I knew from the university about the Bloom filter , a probabilistic data structure named after Burton Bloom. But I did not have the opportunity to use it. Last month, such an opportunity appeared - and this structure literally fascinated me. However, I soon found some flaws in her. This article is a story about my brief love affair with the Bloom filter.

In the process of researching IP spoofing, it was necessary to check the IP addresses in the incoming packets, comparing them with the geographical location of our data centers. For example, packages from Italy should not go to the Brazilian data center. This problem may seem simple, but in the ever-changing landscape of the Internet it is far from simple. Suffice it to say that in the end I accumulated a lot of large text files with approximately the following content:

This means that a request from the resolved IP address 192.0.2.1 was recorded in Cloudflare data center number 107. This data came from many sources, including our active and passive samples, the logs of some domains that we own (for example,cloudflare.com), open sources (for example, BGP tables), etc. The same line is usually repeated in several files.
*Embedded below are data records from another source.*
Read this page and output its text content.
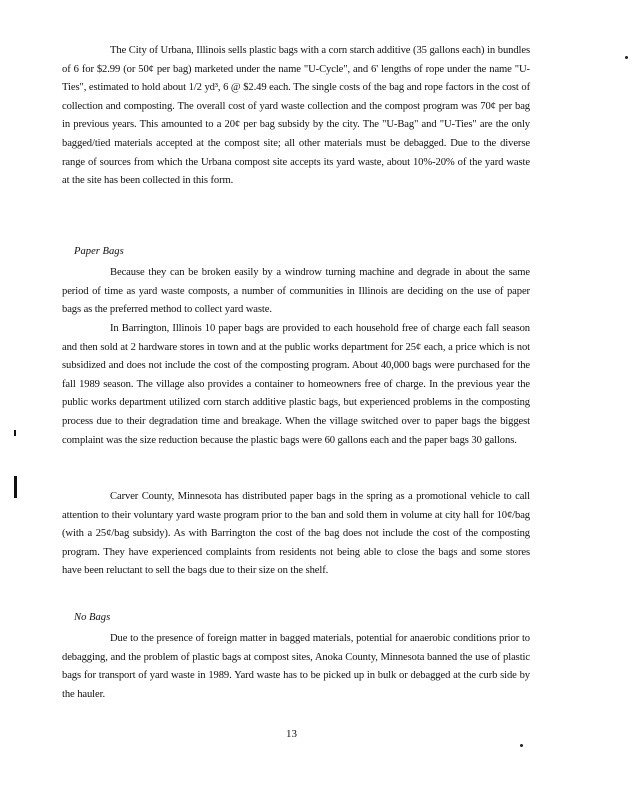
The City of Urbana, Illinois sells plastic bags with a corn starch additive (35 gallons each) in bundles of 6 for $2.99 (or 50¢ per bag) marketed under the name "U-Cycle", and 6' lengths of rope under the name "U-Ties", estimated to hold about 1/2 yd³, 6 @ $2.49 each. The single costs of the bag and rope factors in the cost of collection and composting. The overall cost of yard waste collection and the compost program was 70¢ per bag in previous years. This amounted to a 20¢ per bag subsidy by the city. The "U-Bag" and "U-Ties" are the only bagged/tied materials accepted at the compost site; all other materials must be debagged. Due to the diverse range of sources from which the Urbana compost site accepts its yard waste, about 10%-20% of the yard waste at the site has been collected in this form.

Paper Bags

Because they can be broken easily by a windrow turning machine and degrade in about the same period of time as yard waste composts, a number of communities in Illinois are deciding on the use of paper bags as the preferred method to collect yard waste.

In Barrington, Illinois 10 paper bags are provided to each household free of charge each fall season and then sold at 2 hardware stores in town and at the public works department for 25¢ each, a price which is not subsidized and does not include the cost of the composting program. About 40,000 bags were purchased for the fall 1989 season. The village also provides a container to homeowners free of charge. In the previous year the public works department utilized corn starch additive plastic bags, but experienced problems in the composting process due to their degradation time and breakage. When the village switched over to paper bags the biggest complaint was the size reduction because the plastic bags were 60 gallons each and the paper bags 30 gallons.

Carver County, Minnesota has distributed paper bags in the spring as a promotional vehicle to call attention to their voluntary yard waste program prior to the ban and sold them in volume at city hall for 10¢/bag (with a 25¢/bag subsidy). As with Barrington the cost of the bag does not include the cost of the composting program. They have experienced complaints from residents not being able to close the bags and some stores have been reluctant to sell the bags due to their size on the shelf.

No Bags

Due to the presence of foreign matter in bagged materials, potential for anaerobic conditions prior to debagging, and the problem of plastic bags at compost sites, Anoka County, Minnesota banned the use of plastic bags for transport of yard waste in 1989. Yard waste has to be picked up in bulk or debagged at the curb side by the hauler.

13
In the end, I got a gigantic dataset of this kind. At some point, in all the collected sources, I counted 1 billion lines. Usually I write bash scripts for preprocessing the input data, but on this scale this approach did not work. For example, removing duplicates from this tiny file of 600 MiB and 40 million lines takes ... eternity:

Suffice it to say that deduplicating lines with ordinary commands of the type sortin various configurations (see --parallel, --buffer-sizeand --unique) was not the best for such a large data set.

Bloom filters

Illustration of David Epstein in the public domain

Then it dawned on me: do not sort the lines! You need to remove duplicates, so some kind of 'set' data structure will work much faster. In addition, I roughly know the size of the input file (the number of unique lines), and the loss of some data is not critical, that is, the probabilistic data structure is quite suitable.

This is perfect for Bloom filters!

While you are readingWikipedia on Bloom filters, this is how I look at this data structure.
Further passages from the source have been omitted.